Governments around the world are intervening to stave off the effects of the global financial crisis.
While this is great for the workers whose employers would otherwise go out of business, it makes mortgage rates predictions somewhat complicated.
Mortgage rates predictions have traditionally been based on market pressures. With the levels of uncertainty in today’s mortgage market, upward would have been the bet for the past 12 months.
However, from time to time, things get so bad that the government is forced to step in. This causes issues, of course, for mortgage rates predictions. It is only recently that a market experiencing an irrational bubble could cause such widespread damage that governments feel compelled to intervene. When market forces are no longer the major determinant of mortgage interest rates, then mortgage rate predictions become worth little more than the equivalent numbers derived from throwing darts at a wall chart.
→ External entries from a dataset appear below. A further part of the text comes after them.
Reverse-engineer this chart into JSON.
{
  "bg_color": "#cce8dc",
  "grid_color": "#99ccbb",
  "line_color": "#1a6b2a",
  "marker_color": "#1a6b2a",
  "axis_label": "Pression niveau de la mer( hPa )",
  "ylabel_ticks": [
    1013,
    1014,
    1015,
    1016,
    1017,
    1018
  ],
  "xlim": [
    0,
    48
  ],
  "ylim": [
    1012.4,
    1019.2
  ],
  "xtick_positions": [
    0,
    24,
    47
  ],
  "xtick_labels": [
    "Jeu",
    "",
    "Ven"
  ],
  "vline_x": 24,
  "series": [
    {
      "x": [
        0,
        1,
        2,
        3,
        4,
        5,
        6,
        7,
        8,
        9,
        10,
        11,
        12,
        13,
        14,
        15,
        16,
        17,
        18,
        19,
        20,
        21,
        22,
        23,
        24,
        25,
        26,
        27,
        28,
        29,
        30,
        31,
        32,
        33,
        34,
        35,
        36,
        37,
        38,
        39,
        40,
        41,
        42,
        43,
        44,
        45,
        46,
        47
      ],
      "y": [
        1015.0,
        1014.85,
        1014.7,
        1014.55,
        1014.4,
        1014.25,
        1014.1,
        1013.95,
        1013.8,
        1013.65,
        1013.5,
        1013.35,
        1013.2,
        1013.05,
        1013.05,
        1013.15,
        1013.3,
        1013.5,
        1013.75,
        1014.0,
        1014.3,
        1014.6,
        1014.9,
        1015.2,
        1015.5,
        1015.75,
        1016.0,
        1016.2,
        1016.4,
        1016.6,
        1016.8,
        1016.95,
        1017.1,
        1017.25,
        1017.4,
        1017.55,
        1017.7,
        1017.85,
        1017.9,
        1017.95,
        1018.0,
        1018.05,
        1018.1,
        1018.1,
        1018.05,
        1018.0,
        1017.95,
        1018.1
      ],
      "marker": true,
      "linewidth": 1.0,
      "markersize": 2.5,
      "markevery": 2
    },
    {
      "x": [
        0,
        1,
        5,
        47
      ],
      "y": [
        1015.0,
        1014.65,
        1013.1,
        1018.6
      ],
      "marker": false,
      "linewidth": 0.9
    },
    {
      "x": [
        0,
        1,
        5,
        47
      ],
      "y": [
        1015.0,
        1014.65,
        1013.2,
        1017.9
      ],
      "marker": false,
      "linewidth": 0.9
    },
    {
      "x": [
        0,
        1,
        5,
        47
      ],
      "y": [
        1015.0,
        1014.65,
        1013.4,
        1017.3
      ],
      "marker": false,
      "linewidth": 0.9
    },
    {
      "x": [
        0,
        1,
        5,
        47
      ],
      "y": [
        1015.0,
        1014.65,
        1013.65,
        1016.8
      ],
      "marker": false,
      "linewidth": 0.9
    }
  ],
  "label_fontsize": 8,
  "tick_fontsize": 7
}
The first well-recorded speculative bubble involved the market for tulip bulbs in a small geographic area in Europe. The vast bulk of the population was unaffected, if not totally unaware, of the fortunes been made and lost in tulip bulb speculation. Mortgages were almost unheard-of, with the wealthy owning property outright, and the poor renting their homes. Mortgage rates predictions were a nonsense at that time.
Markets have become more interconnected now, and the Great Depression of the 20th century was an object lesson about how far-reaching the effects of a cash squeeze could become. All eyes are on the current global crisis, looking for ways to stave off another global downturn of such epic proportions.
Mortgage rates predictions these days are more a matter of politics than economics. The tea boy at the White House is probably better placed to make mortgage rate predictions than all the number-crunchers on Wall St.
While mortgage rates predictions may have become decoupled from market forces, this is not necessarily a bad thing.
The chaos of the Great Depression gave rise to a new school of economics, which recognised the role of the government in smoothing the wilder fluctuations of unchecked market forces. Mortgage rates predictions are grounded in the assumption that there will continue to be a market for mortgages, and sometimes, government intervention is required to ensure this basic assumption of mortgage rates predictions is well-founded.
We may need to make our mortgage rates predictions using the entrails of a goat for a few months or a year, but after that, we should be able to go back to making mortgage rates predictions using the traditional market forces. It seems a small price to pay to avoid the situation in which there is simply no way to get a mortgage of any kind.